Southeast states share unemployment benefits system

 

Connecting state and local government leaders

Georgia, North Carolina and South Carolina tap Capgemini for a cloud-based UI system that will go live in 2016.

As the debate over the extension of unemployment benefits continues, state  insurance officials are wrestling with tight budgets and older systems overwhelmed by the flood of unemployment claims.

Now several states in the Southeast are working together to build a common system that can be shared between regional partners.

That's the goal of the labor agencies in Georgia, North Carolina and South Carolina. They have banded together in the Southeast Consortium Unemployment Insurance Benefits Initiative (SCUBI) to eventually replace their individual systems with a single, shared system.

The Labor Department in recent years has awarded grants to state consortiums such as SCUBI designed to improve overall program quality, accountability, performance and integrity. The consortia approach minimizes the cost of multiple states implementing expensive system redesigns, according to labor officials.

The consortium has picked Capgemini's Acuity Unemployment Insurance Benefits solution, a system that provides self-service portals for unemployment benefit filings and employer claim management. The system will reside in Xerox's cloud, giving the states the ability to ramp up resources during peak activity and bring them back down as needed.

The federal government dictates regulations for unemployment insurance – about 85 percent of those rules are common to all states. Therefore, it doesn't make sense for each state to spend $50 million to $60 million to develop and maintain individual systems, said Michael O' Malley, vice president of state and local government with Capgemini Government Solutions.

States are now seeing the benefits of aligning their common mandate into a single, shared system that also has the flexibility to address each state's unique requirements, he said. Capgemini is providing system integration and implementation services for the $60 million project that is expected to take three years to complete, O' Malley said. The first state should go live with system by late 2015 with the other two coming online in 2016, he noted.

However, converting data from two legacy applications and three different data sets into a new environment poses a challenge, especially when each state has its own IT administrators with different technologies and skill sets.
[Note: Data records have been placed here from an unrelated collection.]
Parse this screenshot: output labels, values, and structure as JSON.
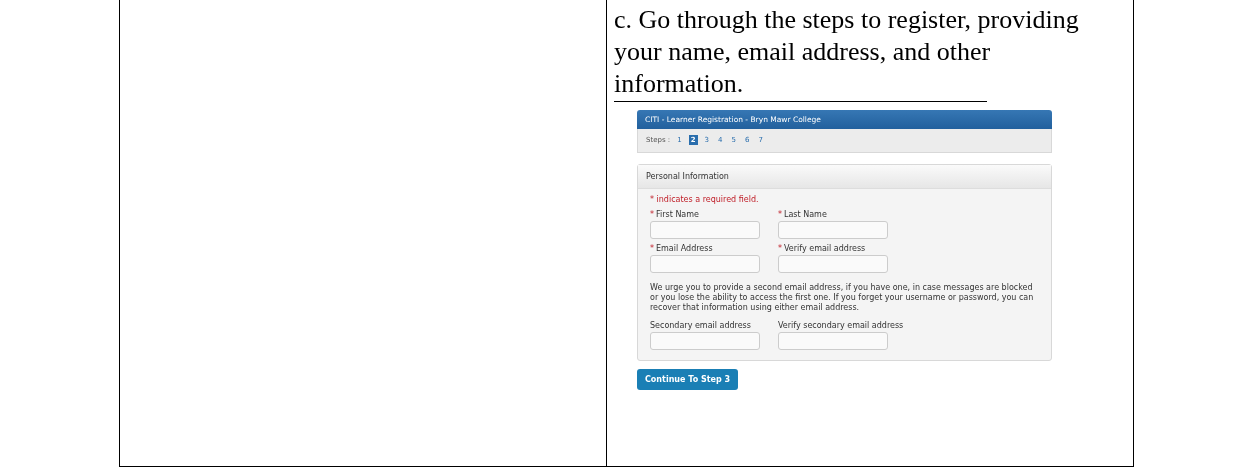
{
  "instruction": "c. Go through the steps to register, providing your name, email address, and other information.",
  "registration": {
    "title": "CITI - Learner Registration - Bryn Mawr College",
    "steps_label": "Steps :",
    "steps": [
      {
        "label": "1",
        "selected": false
      },
      {
        "label": "2",
        "selected": true
      },
      {
        "label": "3",
        "selected": false
      },
      {
        "label": "4",
        "selected": false
      },
      {
        "label": "5",
        "selected": false
      },
      {
        "label": "6",
        "selected": false
      },
      {
        "label": "7",
        "selected": false
      }
    ],
    "section_title": "Personal Information",
    "required_note": "* indicates a required field.",
    "fields": [
      {
        "marker": "*",
        "label": "First Name"
      },
      {
        "marker": "*",
        "label": "Last Name"
      },
      {
        "marker": "*",
        "label": "Email Address"
      },
      {
        "marker": "*",
        "label": "Verify email address"
      }
    ],
    "note": "We urge you to provide a second email address, if you have one, in case messages are blocked or you lose the ability to access the first one. If you forget your username or password, you can recover that information using either email address.",
    "secondary_fields": [
      {
        "label": "Secondary email address"
      },
      {
        "label": "Verify secondary email address"
      }
    ],
    "button": "Continue To Step 3"
  }
}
Tackling the challenge requires working closely with the states to assess and manipulate the data and integrate business processes. It also requires a governance structure that aligns IT and business strategies across all the states.

Work began in October 2013 with an emphasis on laying out project management plans, developing high-level designs and establishing a framework and guidelines for the program.

In December, the team moved into a general design phase where state-specific functions will be defined and validated. The project will be in a general design phase for a while, followed by technical design and component-level testing over the next 18 months, O'Malley said.

Changes in legislation such as a federal extension of unemployment benefits can often require extensive recoding of an UI system. To address that issue, Capgemini is using Oracle Policy Automation as the new system's business rule engine, which lets businesses modify rules without extensive recoding.

The goal is to "take [the UI system] out of the hands of developers and put it into the hands of sophisticated business users," O'Malley said.

Capgemini’s Acuity will also help the state employment agencies improve the timeliness and quality of information gathering and guard against improper payments, with a focus on prevention of incorrect benefit payments rather than recovery, the company said.